A city can only be understood by direct
participation…
Despite
its artificiality, Dubai’s hybrid and complex urbanism has an invisible
and unique infrastructure with a hierarchical system that operates
within an economic matrix of activities, goods, and participants.
Developed through a continual transformation of cultural, economic and
social parameters, Dubai is a fragmented, or “cut and paste”, city. Its
allure lies in its ability to adjust rapidly, in its complexity, in its
contradictions. It is within this perpetual “flux” and uncertainty that
architectural works, studio research and student projects may be
triggered and generated. The work is sited somewhere between the
real/possible and the imaginary / projected.
While Dubai’s
suburbs expand rapidly, like an urban carpet that effortlessly rolls
out onto the desert, its center is also undergoing a dramatic
transformation, characterized by increasing density and layering.
Existing buildings seem inadequate. They are unable to sustain this
“urban condition” that is dynamic, complex and unpredictable. The
studio work presented herein employs evolutionary design and
morphogenetic processes, which subsequently test the creation of
architectural prototypes and formal solutions.
Direct
participation gives rise to individual strategies for the construction
of space, while mirroring the contemporary experience of urban life.
Starting from recordings and observations of the “instantaneous,” the
work re-imagines, redefines or reinvents the public spaces of the city.
This “design of moments” becomes a technique of “mending” the
fragmented and disconnected city. Rather than falling into the trap of
seeing the city from an idealistic/romantic perspective, the work aims
at exposing the entrails of architecture, at discovering unique and
invisible opportunities.
Each project
becomes a vehicle in the exploration of the new “urban condition.”

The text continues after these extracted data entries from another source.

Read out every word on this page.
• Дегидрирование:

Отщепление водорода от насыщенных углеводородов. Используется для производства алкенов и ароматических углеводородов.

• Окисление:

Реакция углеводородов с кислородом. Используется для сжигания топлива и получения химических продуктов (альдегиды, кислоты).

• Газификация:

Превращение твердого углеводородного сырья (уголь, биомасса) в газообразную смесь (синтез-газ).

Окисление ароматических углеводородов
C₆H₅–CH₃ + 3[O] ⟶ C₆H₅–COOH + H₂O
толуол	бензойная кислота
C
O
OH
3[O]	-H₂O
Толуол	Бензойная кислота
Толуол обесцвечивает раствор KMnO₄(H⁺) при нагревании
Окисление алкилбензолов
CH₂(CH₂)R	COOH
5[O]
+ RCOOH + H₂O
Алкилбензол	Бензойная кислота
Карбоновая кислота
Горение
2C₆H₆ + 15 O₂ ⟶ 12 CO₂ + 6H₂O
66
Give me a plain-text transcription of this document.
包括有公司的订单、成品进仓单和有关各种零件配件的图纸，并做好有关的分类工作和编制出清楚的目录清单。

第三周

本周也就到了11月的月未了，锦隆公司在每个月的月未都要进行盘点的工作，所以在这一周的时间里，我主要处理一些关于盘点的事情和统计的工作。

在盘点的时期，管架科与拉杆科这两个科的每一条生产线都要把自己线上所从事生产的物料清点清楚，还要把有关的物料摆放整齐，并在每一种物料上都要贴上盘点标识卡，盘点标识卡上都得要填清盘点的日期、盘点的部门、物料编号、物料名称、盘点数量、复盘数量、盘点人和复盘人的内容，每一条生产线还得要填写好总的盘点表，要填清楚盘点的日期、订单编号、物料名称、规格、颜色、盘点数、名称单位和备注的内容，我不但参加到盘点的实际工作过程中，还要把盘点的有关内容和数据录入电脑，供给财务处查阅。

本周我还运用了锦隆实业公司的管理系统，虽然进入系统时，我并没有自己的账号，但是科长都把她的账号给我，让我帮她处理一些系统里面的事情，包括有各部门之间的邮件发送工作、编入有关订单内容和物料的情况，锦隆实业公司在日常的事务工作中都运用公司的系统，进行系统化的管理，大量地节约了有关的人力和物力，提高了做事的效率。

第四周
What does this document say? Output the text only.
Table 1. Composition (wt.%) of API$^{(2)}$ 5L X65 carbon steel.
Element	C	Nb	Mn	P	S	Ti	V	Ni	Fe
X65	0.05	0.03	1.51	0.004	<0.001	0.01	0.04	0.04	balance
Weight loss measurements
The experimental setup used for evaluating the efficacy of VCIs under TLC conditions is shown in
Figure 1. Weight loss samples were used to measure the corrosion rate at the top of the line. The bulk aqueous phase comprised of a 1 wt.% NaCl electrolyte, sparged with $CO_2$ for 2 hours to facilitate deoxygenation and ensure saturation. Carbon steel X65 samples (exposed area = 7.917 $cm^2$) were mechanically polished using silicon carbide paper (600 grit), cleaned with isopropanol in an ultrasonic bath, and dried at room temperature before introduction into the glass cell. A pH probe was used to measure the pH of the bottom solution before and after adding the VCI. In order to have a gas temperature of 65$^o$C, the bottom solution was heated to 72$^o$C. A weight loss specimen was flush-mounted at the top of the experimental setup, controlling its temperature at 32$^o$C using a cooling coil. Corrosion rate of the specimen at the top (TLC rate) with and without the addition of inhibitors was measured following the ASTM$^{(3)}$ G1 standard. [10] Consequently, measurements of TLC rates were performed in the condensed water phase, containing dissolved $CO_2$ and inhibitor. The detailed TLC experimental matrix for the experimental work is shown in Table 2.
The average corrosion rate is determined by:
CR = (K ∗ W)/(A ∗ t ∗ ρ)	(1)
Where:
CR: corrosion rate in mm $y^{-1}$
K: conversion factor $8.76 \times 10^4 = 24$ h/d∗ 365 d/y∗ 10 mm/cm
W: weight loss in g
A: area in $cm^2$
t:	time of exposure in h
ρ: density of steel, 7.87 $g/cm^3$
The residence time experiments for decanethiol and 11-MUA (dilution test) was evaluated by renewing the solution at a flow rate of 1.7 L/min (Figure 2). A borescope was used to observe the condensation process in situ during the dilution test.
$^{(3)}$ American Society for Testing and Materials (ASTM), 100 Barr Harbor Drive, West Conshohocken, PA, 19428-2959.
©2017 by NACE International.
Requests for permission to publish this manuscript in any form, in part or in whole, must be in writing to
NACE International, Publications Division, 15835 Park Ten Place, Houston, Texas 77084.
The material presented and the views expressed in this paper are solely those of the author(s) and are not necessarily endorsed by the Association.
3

Starting from observation and direct action, and moving to speculation,
these proposals respond to the new condition, and underline that cities
are not static, but dynamic and complex organisms, fluid fields of
rapid change. Architectural notions like “simultaneity,” “multiple
affiliation,” and “smoothness” correspond to organizational systems
like “matrix,” “network” and “blur.” The map of the city that emerges
is both seamless and complex. Patterns of behaviour are transformed
into urban organizational structures that negotiate, and adapt to, the
forever-changing demands and multiple realities of the city.
Dubai projects /
Project titles:
(Un)Folded City,
Instantaneous Urbanism, Urban Incubators, Urban Condensers,
Metropolitan Institute, Urban Hybrid, and Interface /Interchange.